Un testo teatrale, c'è poco da fare, può essere pienamente apprezzato solo nell'atto della sua rappresentazione. La lettura trasmette molto e ciò che non trasmette lo supplisce l'immaginazione, ma gli attori sono elementi essenziali, cosi come il sottile gioco di equilibri tra urla e sussurri, esitazioni ed esclamazioni, silenzi e parole. Nulla di più vero si può dire per Il dio del massacro di Yasmina Reza, visto per la prima volta al Teatro Eliseo di Roma nel 2009 e mai più dimenticato. Oggi, sei anni dopo circa, mi sono convinta a leggerlo e di seguito a recensirlo.
Nel testo nulla è superfluo; lo afferma l'autrice stessa descrivendo la scena, "Un salotto. Nessun realismo. Nessun elemento inutile." e il dramma viene introdotto ancor prima di cominciare. Le due coppie infatti, i Reille e gli Houllié ci vengono presentati in "un'atmosfera computa, cordiale e tollerante", tre aggettivi che già preannunciano quello che sarà il fulcro di tutta l'opera, ossia la dicotomia tra realtà esteriore, fatta di regole, confini e morale, e la realtà interiore, che cela gli istinti più bassi della natura umana. La causa apparente che dà il via alla vicenda è un episodio di violenza fisica subita dal figlio degli Houllié ad opera del figlio dei Reille. I quattro genitori si riuniscono per discutere civilmente dell'accaduto con lo scopo di raggiungere un accordo sul da farsi, ma la situazione si complica rapidamente sino a trasformarsi in tragedia quando la maschera della civiltà cade e la vera indole dei protagonisti si fa spazio pian piano sulla scena. Non c'è nessun reale desiderio da parte delle due coppie di raggiungere un compromesso, solo di imporre la propria supremazia sull'altro, di distruggerlo minando le sue convinzioni, perché "mors tua, vita mea", se ti uccido, sopravvivo.

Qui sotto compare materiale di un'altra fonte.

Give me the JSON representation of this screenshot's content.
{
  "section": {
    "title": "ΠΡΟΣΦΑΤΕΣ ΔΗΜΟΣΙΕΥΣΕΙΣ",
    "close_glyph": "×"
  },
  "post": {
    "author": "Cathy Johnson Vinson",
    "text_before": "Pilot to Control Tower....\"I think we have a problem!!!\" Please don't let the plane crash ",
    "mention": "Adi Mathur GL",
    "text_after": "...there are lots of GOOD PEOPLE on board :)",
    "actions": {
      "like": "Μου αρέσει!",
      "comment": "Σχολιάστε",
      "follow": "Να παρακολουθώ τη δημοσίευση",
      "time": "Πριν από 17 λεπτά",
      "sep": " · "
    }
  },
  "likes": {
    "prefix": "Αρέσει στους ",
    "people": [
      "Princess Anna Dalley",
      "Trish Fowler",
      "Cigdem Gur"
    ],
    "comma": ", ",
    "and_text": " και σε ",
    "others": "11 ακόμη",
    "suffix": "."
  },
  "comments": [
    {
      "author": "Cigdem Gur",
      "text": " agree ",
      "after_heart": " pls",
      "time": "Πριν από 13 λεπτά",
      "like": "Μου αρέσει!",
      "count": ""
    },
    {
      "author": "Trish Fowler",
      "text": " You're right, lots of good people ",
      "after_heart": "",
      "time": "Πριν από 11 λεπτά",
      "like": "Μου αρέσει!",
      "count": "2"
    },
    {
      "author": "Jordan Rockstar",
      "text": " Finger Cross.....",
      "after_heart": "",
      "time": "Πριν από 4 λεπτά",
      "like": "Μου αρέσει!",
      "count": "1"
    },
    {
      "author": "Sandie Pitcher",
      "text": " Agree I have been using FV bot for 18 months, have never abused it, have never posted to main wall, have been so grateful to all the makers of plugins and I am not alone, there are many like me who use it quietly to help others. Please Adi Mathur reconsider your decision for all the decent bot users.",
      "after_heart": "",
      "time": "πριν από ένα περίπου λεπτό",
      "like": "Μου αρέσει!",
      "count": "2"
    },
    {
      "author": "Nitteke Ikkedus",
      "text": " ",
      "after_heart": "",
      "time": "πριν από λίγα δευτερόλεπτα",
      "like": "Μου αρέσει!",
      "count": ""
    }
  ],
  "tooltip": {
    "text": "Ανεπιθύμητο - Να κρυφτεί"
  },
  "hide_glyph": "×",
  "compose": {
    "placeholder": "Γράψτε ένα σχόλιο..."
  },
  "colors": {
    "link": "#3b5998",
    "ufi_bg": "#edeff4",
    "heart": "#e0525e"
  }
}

Lo scontro tra le due famiglie diventa così una delle più bieche dimostrazioni della filosofia di Hobbes dell'uomo che è lupo per gli altri uomini, "homo homini lupus", secondo la quale è solo la realtà sociale, la necessità e il bisogno opportunistici di una rete di relazioni tra le persone, ad impedire un massacro. Massacro che in questo caso si snoda nella sua crudeltà più totale, perché l'evento scatenante, amplificato dal desiderio delle due coppie di difendere ad ogni costo il rispettivo bambino, sovverte le regole sociali, infrangendo il miraggio dell'ordine e della tolleranza e scatenando gli impulsi più bestiali. Di conseguenza, le parole tagliano come lame e non risparmiano nessuno, scoppiano le coppie, distruggendo qualsiasi legame di solidarietà in un crescendo sempre più serrato di meschinità, accuse e volgarità che non può far altro se non trovare la propria fine in un anticlimax di silenzi imbarazzati e imbarazzanti, come quelli di un bambino che preso dalla foga sbaglia, ma se ne rende conto solo quando è ormai troppo tardi.
L'idea che l'autrice ha della natura umana e che permea il testo può essere anche brevemente riassunta con un semplice scambio di battute presente nello stesso,
MICHEL: Senta, ne ho fin sopra i capelli di tutte queste discussioni alla cazzo di cane. Abbiamo fatto i simpatici, abbiamo comprato i tulipani, mia moglie mi ha camuffato da uomo politicamente corretto, ma la verità è che sono del tutto privo di auto controllo, sono uno che va fuori di testa.
ALAN: Lo siamo tutti.
Anche se poi alla fine sta a noi lettori/spettatori/vittime? decidere quanto ci sia di vero in questo.